SCP, based in Shenzhen, is an unlisted developer that owns and runs 19 malls in China, with a 95% occupancy rate. According to the Wall Street Journal, tenants include trendy merchants H&M and Uniqlo, as well as Wal-Marts.
Analysts believe small and mid-sized real estate enterprises are looking for alternative funding sources as China's banks tighten lending conditions.

According to Reuters, the Blackstone deal brings overall private equity investments in China's property industry to $1.2 billion, up 53 percent from last year's total.
The Asia Pacific region is on course to set a new high for direct commercial property investments this year. In the third quarter, the region saw a 33 percent rise in direct investment over the previous year.

Brookfield Property Group makes an investment in the Shanghai Group.

Brookfield Property Partners has committed to invest $750 million in China Xintiandi, a wholly owned subsidiary of Shui On Land, a Hong Kong developer.

According to a company announcement, China Xintandi manages Shui On Land's portfolio of office and retail assets in Shanghai, which was established in 2012. Brookfield would own a 22 percent ownership in China Xintiandi as a result of the investment.

In addition to the acquisition, the Canadian firm hopes to obtain up to $500 million in other commercial property acquisitions in China.

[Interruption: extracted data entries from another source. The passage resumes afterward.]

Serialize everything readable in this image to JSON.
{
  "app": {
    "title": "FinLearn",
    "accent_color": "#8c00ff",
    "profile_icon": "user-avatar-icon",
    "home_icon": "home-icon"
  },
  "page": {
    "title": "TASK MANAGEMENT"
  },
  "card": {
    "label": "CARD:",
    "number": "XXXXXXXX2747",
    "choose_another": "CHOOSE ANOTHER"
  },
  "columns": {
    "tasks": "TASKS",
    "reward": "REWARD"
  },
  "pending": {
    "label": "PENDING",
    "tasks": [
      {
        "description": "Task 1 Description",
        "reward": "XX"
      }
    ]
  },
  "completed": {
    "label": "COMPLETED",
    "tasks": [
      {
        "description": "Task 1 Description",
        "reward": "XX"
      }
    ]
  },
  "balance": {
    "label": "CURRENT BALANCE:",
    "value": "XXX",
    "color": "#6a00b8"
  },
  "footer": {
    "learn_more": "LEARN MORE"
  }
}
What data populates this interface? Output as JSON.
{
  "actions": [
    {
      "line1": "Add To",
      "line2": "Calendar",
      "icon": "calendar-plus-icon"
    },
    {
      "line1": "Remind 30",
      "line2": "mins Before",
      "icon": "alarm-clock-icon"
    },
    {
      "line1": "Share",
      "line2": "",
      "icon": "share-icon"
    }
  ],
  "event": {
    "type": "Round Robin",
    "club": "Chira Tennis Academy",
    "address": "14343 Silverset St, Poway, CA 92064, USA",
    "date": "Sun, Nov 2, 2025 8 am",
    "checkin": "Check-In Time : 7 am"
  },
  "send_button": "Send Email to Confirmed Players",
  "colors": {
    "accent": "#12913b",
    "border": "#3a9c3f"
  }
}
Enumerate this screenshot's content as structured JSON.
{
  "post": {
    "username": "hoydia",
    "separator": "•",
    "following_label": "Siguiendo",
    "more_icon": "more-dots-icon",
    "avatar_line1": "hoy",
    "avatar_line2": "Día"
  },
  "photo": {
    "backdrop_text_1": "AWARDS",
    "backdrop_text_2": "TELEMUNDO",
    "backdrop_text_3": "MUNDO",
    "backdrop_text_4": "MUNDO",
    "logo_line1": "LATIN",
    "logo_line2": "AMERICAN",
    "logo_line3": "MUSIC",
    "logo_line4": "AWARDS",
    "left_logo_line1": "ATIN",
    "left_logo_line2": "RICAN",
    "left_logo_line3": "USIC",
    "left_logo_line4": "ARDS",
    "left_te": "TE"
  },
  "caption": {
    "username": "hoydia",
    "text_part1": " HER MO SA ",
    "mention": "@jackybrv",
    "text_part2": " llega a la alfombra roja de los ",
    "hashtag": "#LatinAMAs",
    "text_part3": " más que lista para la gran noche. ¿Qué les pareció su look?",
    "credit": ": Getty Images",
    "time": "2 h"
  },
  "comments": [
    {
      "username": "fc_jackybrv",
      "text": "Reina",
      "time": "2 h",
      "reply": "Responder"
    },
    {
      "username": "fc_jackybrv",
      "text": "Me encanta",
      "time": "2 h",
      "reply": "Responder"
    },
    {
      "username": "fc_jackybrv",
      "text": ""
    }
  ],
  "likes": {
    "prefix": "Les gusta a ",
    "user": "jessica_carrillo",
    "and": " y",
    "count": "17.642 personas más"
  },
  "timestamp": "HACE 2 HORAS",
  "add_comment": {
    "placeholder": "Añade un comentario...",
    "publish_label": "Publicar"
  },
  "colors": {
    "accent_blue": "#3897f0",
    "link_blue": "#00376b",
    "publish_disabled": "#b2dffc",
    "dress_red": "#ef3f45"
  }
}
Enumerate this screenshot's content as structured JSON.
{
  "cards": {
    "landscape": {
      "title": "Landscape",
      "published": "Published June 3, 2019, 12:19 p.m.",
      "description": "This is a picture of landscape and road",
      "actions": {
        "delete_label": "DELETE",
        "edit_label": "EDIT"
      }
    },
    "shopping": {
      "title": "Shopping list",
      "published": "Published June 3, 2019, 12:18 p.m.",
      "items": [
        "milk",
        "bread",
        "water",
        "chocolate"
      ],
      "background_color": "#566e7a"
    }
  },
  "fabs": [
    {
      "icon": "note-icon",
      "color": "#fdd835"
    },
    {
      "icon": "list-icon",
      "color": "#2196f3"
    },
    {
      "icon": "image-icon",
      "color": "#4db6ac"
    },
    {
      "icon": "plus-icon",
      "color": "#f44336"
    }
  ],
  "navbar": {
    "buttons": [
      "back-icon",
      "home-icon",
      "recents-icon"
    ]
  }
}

"The cornerstone investment in China Xintiandi provides Brookfield exposure to high-quality assets in Shanghai while providing for future expansion through asset purchases and strategic collaborations," said Bill Powell, Brookfield's Australasian chief executive. "China is a critical market for Brookfield's long-term expansion."
China Xintiandi's primary property is the "iconic" Xintiandi shopping and entertainment complex in Shanghai, as well as the nearby office complexes Shui On Plaza and Corporate Avenue 1 and 2, according to the business. It also contains Shui On Land's "The Hub," a 200,000-square-meter mixed-use building in the heart of Hongqiao Transportation.

Brookfield Property Partners has a global portfolio of over 300 office and retail assets totaling over 250 million square feet. They also own over 20,000 multifamily units, 64 million square feet of industrial space, and an 18 million square foot office development pipeline.
Brookfield raised $4.4 billion earlier this year for a fund focused on commercial real estate in North America, Brazil, Europe, and Australia.